I’m located in Whittier, Ca so I’m not too far from the epicenter of the lowrider community here in LA. I actually directly off the Whittier Blvd which is an important location for cruising. If I had a friend visiting, assuming they are interested in all the things I am interested in there’s a few places I would for sure take them. I think everyone loves taco trucks. There’s a really good one with to die for salsa’s near by my house. It’s called Los Carnales and it’s always parked off of Whittier Blvd and Broadway. Two taco trucks are always there but you’ll know it’s Los Compadres because they always have a long line. They park in the parking lot of “Quality Car Care”. Then there’s a really cool record store I always go to called Record Jungle it’s off of Whittier Blvd and Garfield. This record store has a huge selection of new and used records. Personally I am a huge fan of oldies, reggae, and rocksteady. So I have spent hours at Record Jungle hunting for records. They also have crazy deals when they have sales so it’s a great local spot to hit up. In general I would just recommend any spot off of Whittier Blvd because you can always find a cool mom and pop shop or local owned restaurant with amazing food. And I typically hang out off of Whittier Blvd. If you want to see a ton of classic cars or lowriders on a Friday night or Sunday afternoon I recommend hanging out off of the blvd. You’ll see an endless amount of cars cruising the blvd.

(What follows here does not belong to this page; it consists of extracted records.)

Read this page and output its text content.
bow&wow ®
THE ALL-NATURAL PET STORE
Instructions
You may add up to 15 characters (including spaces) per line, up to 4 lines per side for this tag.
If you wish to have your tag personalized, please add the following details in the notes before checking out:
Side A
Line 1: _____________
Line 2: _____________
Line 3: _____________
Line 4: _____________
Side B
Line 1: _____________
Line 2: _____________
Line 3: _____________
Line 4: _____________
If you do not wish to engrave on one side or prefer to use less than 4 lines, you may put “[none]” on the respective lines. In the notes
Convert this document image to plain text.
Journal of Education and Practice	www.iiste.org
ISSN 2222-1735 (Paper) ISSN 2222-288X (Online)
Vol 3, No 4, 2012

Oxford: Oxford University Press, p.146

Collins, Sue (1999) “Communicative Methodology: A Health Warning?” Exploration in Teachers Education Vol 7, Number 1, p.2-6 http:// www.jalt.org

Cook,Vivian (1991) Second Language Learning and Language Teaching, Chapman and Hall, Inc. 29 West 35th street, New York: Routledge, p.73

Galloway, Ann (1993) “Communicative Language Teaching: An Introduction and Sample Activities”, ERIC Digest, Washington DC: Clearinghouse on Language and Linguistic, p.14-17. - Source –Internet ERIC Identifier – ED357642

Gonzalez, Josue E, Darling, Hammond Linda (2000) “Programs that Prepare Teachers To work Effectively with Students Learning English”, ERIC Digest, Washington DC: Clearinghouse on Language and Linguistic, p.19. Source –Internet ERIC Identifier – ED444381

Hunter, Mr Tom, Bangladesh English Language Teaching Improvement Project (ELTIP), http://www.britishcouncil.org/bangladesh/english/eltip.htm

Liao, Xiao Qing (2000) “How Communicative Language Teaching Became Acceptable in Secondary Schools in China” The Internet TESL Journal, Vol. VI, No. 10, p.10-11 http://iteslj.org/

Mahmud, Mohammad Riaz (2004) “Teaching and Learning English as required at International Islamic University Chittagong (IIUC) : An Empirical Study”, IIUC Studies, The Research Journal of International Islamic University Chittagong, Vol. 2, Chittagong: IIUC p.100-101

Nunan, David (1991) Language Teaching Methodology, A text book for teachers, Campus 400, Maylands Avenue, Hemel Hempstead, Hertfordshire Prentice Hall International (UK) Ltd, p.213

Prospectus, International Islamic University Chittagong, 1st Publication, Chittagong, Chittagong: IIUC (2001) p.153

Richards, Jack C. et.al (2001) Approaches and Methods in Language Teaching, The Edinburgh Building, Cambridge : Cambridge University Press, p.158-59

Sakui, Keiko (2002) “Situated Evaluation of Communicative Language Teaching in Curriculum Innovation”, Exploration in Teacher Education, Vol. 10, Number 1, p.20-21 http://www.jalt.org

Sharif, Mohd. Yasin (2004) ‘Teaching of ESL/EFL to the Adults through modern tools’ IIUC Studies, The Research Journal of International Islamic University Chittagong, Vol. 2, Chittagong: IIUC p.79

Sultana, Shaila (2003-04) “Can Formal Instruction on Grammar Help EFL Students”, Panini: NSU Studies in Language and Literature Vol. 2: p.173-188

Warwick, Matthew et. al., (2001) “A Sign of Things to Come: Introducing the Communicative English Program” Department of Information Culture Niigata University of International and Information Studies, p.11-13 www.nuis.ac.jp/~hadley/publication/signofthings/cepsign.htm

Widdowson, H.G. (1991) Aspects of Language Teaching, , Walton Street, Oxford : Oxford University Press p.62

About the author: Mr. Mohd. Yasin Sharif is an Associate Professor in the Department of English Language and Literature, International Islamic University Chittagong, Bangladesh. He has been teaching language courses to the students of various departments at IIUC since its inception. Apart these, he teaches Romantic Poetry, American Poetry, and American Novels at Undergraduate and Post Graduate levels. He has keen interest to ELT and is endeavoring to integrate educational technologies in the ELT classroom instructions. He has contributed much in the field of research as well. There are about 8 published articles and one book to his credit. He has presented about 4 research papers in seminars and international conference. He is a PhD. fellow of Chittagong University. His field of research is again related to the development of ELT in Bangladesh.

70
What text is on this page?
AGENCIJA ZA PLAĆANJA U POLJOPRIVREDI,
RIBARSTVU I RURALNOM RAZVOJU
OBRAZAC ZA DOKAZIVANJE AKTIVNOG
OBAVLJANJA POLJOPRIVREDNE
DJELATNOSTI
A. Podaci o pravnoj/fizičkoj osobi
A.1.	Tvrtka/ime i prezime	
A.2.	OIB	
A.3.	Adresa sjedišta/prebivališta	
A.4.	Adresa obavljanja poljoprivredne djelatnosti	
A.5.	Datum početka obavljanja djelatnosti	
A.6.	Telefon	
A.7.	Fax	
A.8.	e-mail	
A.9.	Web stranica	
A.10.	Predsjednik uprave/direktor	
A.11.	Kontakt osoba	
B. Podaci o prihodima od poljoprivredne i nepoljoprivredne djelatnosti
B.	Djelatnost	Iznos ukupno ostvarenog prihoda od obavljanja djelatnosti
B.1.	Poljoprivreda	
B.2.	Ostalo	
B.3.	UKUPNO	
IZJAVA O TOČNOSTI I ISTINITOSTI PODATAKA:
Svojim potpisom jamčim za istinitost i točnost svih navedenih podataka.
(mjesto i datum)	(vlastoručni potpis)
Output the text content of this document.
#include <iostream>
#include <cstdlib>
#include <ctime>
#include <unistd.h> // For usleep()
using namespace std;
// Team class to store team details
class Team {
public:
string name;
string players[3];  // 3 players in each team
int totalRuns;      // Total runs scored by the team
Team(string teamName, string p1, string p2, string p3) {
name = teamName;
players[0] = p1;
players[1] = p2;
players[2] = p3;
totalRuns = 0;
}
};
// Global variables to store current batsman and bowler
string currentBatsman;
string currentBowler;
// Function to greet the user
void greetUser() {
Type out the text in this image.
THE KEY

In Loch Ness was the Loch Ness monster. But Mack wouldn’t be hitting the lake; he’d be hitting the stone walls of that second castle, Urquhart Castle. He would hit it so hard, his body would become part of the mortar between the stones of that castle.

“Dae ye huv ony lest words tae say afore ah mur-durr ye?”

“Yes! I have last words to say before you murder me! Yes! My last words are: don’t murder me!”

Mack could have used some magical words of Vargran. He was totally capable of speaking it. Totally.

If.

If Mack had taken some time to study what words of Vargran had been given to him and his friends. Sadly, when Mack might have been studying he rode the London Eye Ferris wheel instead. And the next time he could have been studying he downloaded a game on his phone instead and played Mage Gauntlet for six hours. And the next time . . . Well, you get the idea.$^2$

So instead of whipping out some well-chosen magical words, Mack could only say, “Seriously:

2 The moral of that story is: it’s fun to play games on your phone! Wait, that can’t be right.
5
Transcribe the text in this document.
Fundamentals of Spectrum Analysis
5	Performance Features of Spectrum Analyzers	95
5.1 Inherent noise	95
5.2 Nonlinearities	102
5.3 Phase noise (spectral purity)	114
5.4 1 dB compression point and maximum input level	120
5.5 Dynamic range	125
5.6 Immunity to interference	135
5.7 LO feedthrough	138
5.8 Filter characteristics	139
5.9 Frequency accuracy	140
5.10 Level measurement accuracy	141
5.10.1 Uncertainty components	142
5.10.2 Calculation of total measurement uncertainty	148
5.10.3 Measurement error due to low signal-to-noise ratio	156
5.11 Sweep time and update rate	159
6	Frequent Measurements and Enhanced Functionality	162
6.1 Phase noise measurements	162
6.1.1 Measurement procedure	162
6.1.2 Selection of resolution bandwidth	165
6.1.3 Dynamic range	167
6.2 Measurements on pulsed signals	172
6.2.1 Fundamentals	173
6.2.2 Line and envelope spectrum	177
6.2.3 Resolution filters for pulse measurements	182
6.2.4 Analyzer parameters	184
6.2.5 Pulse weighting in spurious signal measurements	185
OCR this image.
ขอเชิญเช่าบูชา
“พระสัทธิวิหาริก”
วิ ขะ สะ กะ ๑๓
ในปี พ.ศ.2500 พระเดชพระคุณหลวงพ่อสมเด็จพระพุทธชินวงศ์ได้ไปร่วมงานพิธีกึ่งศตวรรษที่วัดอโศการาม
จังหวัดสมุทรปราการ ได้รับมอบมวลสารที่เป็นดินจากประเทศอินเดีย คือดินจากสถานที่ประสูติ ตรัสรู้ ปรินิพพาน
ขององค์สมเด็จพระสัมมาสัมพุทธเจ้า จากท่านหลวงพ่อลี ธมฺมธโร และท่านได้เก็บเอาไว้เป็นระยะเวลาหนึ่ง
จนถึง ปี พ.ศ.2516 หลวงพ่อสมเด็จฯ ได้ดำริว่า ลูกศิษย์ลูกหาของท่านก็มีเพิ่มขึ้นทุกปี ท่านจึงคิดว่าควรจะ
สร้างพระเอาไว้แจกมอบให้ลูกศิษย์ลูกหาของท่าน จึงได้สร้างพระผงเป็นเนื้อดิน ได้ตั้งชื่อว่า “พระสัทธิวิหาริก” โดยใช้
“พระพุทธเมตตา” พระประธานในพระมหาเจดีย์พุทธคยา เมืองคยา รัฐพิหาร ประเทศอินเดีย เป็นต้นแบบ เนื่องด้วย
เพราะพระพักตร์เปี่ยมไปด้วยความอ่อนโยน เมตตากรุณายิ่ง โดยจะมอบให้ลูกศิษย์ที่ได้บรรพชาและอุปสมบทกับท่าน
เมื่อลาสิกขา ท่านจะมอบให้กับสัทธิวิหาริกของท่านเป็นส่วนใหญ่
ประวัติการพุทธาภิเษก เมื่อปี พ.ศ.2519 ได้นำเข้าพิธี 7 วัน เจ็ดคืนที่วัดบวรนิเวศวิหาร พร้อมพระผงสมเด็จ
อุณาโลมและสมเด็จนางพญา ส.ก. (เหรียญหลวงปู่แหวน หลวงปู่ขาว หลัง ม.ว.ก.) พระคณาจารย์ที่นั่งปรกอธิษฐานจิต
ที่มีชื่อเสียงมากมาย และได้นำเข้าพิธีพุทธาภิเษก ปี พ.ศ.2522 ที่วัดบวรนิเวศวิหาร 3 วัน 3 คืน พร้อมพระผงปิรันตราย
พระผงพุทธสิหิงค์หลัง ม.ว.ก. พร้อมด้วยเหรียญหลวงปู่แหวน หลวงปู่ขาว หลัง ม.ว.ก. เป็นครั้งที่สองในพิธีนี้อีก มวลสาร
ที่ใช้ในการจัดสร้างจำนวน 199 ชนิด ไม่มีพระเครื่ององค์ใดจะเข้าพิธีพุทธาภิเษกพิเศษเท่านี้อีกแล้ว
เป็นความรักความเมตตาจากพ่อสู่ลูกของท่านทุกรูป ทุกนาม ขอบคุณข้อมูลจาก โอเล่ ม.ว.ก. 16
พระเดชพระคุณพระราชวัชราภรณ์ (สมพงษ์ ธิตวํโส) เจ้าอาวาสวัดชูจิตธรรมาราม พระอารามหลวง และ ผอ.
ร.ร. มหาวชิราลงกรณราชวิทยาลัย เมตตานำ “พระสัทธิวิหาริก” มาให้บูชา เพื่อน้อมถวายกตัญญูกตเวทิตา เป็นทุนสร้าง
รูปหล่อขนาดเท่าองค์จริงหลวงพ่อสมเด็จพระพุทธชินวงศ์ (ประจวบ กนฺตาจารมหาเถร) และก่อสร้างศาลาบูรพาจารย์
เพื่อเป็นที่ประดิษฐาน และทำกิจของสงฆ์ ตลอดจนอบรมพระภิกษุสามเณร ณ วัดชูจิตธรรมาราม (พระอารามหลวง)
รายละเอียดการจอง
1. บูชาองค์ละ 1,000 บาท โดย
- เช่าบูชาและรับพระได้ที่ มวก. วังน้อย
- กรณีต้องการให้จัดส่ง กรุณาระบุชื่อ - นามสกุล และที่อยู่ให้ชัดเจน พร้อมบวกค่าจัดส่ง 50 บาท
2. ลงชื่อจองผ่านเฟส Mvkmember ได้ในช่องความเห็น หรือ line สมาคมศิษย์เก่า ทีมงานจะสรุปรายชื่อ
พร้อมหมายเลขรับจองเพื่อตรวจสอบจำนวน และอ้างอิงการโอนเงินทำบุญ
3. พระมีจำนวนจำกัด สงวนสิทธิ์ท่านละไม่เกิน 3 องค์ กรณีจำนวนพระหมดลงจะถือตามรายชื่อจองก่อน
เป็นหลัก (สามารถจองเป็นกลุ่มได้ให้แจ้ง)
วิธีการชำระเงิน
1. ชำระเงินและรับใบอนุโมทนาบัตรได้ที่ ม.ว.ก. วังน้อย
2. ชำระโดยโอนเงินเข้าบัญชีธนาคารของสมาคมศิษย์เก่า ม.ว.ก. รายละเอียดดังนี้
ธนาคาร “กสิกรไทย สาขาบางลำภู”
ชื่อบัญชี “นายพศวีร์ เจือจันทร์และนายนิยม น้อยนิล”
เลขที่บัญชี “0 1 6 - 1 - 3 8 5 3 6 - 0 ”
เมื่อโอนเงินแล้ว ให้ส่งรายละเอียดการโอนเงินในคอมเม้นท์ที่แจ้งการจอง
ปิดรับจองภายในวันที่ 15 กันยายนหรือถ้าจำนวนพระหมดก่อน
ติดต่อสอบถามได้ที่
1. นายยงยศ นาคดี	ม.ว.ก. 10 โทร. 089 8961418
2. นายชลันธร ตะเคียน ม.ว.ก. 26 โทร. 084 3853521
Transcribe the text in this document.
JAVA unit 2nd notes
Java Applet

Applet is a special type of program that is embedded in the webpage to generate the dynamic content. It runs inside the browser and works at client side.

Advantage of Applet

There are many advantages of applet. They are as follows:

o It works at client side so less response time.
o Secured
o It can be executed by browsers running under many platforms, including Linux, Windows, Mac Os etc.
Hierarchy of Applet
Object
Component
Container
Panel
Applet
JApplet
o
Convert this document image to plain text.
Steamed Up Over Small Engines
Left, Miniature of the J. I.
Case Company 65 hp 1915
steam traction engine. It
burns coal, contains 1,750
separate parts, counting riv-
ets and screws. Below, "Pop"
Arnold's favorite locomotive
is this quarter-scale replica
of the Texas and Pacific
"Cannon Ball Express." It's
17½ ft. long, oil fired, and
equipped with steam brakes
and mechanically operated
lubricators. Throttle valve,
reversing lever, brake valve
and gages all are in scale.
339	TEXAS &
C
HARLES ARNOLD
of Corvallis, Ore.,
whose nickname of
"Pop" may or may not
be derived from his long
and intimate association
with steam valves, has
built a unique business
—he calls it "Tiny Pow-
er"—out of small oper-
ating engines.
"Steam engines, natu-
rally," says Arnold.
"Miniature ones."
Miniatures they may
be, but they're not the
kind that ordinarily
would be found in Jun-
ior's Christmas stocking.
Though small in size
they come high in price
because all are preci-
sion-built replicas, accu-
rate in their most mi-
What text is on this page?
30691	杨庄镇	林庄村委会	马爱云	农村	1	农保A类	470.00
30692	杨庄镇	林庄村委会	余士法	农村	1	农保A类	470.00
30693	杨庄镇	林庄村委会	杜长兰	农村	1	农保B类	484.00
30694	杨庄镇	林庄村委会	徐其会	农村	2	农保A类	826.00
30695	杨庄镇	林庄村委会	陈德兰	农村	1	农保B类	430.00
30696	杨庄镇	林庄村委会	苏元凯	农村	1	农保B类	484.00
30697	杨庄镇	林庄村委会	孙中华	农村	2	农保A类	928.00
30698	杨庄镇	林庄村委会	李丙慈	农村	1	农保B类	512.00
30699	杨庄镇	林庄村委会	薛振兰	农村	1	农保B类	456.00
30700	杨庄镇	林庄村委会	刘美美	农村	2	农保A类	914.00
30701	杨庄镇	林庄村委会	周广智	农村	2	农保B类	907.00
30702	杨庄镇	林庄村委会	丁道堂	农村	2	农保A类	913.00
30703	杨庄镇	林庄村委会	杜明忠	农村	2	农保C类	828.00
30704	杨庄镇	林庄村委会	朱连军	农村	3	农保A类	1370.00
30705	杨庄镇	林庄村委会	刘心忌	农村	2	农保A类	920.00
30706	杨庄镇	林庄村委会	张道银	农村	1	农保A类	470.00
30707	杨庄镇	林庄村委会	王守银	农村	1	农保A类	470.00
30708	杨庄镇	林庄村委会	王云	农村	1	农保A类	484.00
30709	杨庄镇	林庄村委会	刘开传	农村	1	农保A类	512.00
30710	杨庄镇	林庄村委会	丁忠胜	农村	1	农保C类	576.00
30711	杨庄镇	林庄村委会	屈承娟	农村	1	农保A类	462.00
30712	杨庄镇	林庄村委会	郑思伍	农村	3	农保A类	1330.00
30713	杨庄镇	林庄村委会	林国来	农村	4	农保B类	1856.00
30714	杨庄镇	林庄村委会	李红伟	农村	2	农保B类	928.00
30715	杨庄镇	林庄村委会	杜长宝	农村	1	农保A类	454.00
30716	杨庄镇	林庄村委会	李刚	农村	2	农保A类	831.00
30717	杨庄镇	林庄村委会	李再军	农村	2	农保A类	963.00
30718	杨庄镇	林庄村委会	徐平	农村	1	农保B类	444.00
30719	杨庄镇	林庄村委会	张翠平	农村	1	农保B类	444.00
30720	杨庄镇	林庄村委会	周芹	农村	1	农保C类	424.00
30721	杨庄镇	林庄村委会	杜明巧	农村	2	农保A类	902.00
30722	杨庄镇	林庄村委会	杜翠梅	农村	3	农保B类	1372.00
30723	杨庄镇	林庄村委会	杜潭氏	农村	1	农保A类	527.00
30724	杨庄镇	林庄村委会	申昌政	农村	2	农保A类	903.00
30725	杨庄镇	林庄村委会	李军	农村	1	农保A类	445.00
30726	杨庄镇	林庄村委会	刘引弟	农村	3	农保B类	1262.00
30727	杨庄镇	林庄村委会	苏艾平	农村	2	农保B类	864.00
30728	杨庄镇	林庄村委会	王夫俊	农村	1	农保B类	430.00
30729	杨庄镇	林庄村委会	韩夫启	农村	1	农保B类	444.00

Shoutout is all about shouting out others who you feel deserve additional recognition and exposure. Who would you like to shoutout?
Besides my parents who have thankfully been supportive in all of this. I also thankfully have an extremely supportive partner named, Mark Hocutt. We have been together for nearly 7 years and in that span of time he has truly uplifted and motivated me to continue to pursue my dreams. He saw me through my time at CSULB. Which was difficult for me personally because the dynamics within the art program weren’t always as understanding or helpful towards my art practice as I wish they had been. So there were many times where I felt I was not doing as well as I could have been. But through it all Mark stood by me and helped me. He was always there to accompany me to art galleries, museums, and shows. If I needed help with installing or deinstalling work in spaces he was there. Constantly transporting art work back and forth. Helping me if I was short on money for art supplies. Telling me he believed in me and knew I could do whatever I wanted to do has been extremely helpful to me. I remember in particular that when I had started going to CSULB I didn’t have money to buy a backpack. The place that Mark had been working at had suffered a fire and so he was out of a job. Despite this Mark spent his last $20 on helping me buy a backpack that I still have. I think just a short story like that can give people insight on the type of support system I have. I’m eternally grateful for all the support I have received from Mark and all the support my family has poured in to my dreams as well.